Una conferma che accoppiate vincenti del passato (Samperi/Antonelli) non sono sinonimo di garanzia per prodotti sempre all'altezza. Questa commedia che, oltre ai già nominati, vede un cast piuttosto ricco di macchiette ma anche di validi caratteristi, ha il punto debole in una sceneggiatura che, pur avendone le occasioni, non spinge mai a fondo per prendere il meglio dai protagonisti, specie dalla Antonelli, capace di ben altre interpretazioni. Emergono così un Rey troppo presente e Cannavale in una piccola ma incisiva parte. Grossolano.
Famiglia sicula in Veneto, patriarcato, repressione e devianze sessuali su sfondo borghese per questa sorta di commedia erotica che di sexy ha ben poco; nemmeno il messaggio contro certa ipocrisia è reso con efficacia, risultando un accumulo di scenette che non colpiscono mai nel segno, né dal punto di vista pruriginoso, né da quello prettamente "sociologico". Ne esce un quadretto di provincia fuori fuoco, con la Antonelli e il resto del cast in balia di una sceneggiatura mal scritta che relega a mero contorno De Sica, lasciando i soli Ranieri, Rey e Cannavale a distinguersi.

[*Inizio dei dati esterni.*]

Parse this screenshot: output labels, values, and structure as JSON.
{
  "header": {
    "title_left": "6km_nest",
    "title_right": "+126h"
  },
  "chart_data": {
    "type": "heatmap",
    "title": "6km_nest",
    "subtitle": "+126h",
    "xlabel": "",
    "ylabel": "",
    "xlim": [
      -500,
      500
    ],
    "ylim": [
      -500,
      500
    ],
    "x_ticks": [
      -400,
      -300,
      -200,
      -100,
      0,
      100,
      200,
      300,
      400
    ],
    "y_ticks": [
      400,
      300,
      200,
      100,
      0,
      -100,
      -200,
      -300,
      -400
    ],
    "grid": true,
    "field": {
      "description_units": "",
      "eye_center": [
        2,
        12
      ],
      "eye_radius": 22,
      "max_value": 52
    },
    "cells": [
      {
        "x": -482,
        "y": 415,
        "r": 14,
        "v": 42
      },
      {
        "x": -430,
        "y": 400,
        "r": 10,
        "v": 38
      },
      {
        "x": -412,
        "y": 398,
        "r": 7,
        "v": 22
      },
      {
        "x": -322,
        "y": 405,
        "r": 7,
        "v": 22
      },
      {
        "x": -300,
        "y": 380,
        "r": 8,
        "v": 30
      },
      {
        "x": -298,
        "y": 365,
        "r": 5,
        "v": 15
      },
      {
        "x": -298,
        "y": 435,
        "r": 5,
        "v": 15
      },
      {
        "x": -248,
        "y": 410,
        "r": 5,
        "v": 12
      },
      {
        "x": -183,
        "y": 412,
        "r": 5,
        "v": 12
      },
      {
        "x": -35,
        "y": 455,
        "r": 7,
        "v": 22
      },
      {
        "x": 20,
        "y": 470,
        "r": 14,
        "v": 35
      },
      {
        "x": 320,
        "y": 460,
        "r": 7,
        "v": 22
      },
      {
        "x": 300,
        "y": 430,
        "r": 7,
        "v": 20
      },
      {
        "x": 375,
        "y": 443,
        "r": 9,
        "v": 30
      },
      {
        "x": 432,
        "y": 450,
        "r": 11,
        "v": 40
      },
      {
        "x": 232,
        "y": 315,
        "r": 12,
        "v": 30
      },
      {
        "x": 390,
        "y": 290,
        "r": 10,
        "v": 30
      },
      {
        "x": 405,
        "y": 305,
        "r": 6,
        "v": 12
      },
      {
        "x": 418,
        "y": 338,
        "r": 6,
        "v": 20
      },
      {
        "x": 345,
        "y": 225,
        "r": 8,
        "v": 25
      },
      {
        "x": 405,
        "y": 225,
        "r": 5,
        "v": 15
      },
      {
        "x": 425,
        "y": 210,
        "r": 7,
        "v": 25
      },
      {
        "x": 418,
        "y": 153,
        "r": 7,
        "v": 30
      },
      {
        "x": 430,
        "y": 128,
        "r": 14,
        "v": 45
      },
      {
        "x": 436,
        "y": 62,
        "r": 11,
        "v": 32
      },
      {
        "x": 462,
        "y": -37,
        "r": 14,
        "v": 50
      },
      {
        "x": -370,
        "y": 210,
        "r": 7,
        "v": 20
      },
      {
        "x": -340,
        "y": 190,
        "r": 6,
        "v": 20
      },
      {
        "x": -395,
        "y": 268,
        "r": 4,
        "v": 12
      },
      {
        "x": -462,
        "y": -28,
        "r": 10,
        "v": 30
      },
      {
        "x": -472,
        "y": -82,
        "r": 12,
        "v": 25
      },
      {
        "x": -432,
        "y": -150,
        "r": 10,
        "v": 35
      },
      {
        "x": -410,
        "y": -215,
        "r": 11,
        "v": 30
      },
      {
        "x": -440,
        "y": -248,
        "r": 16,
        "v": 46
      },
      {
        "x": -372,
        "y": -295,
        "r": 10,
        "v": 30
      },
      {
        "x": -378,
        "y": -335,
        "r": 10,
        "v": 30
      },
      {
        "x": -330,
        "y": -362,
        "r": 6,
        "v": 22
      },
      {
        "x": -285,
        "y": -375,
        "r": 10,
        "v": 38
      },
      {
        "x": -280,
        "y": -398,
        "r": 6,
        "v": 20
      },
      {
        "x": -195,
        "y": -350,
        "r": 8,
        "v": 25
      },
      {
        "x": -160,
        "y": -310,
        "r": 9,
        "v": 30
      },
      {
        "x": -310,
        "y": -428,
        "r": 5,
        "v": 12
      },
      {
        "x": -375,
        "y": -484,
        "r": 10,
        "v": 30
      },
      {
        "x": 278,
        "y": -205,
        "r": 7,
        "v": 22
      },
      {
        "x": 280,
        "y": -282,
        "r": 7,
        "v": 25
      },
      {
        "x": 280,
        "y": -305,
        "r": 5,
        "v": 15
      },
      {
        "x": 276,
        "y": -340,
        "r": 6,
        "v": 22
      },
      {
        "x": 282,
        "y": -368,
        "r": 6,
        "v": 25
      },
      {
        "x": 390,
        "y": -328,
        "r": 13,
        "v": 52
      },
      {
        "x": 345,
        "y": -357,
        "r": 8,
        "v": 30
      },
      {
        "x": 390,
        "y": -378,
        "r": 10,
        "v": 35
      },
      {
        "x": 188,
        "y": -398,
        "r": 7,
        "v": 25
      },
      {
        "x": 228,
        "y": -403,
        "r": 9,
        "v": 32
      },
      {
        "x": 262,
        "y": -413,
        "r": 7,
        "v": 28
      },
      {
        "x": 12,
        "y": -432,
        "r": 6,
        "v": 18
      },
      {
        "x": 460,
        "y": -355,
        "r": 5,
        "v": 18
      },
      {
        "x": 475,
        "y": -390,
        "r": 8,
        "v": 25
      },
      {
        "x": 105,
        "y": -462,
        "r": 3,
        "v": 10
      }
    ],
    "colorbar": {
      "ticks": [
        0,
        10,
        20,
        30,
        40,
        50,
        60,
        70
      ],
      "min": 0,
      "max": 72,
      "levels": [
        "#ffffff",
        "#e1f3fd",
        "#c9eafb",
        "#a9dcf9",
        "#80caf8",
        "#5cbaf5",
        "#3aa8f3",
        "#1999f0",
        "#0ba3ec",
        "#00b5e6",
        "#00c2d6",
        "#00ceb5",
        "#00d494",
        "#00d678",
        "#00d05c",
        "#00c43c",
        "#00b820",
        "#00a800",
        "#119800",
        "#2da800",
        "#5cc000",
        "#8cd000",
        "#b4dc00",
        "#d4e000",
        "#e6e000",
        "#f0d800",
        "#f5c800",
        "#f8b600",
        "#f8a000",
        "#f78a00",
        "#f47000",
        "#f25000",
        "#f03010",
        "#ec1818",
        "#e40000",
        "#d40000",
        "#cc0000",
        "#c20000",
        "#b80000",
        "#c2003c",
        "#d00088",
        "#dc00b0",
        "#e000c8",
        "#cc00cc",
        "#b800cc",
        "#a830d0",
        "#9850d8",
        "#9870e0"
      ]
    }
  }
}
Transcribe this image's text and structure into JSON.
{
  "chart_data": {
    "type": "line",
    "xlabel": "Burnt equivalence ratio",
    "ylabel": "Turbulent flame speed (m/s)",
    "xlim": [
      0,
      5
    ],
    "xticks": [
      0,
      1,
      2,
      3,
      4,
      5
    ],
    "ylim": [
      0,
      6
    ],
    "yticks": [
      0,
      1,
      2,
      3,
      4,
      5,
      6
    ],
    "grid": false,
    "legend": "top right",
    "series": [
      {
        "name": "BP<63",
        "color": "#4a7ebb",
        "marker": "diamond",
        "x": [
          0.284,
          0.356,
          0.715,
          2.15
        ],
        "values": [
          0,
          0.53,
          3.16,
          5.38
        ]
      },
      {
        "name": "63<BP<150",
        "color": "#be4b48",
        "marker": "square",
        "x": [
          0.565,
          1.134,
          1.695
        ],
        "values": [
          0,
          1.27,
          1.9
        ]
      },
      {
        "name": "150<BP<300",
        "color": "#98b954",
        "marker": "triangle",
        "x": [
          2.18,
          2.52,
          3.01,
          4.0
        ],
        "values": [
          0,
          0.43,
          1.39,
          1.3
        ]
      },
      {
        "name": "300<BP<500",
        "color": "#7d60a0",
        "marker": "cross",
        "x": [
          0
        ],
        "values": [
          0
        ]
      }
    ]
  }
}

Salvatore Samperi ripropone uno dei suoi temi preferiti (libertinaggio e repressione sessuale nella borghesia veneta) e anche la sua attrice feticcio, una Laura Antonelli che praticamente regge su di sé il peso di tutto il film. E' una commedia, ma la perversione dei maschi (in particolare di Fernando Rey) va oltre e il fermo immagine finale sulla Antonelli in auto è veramente uno spettacolo.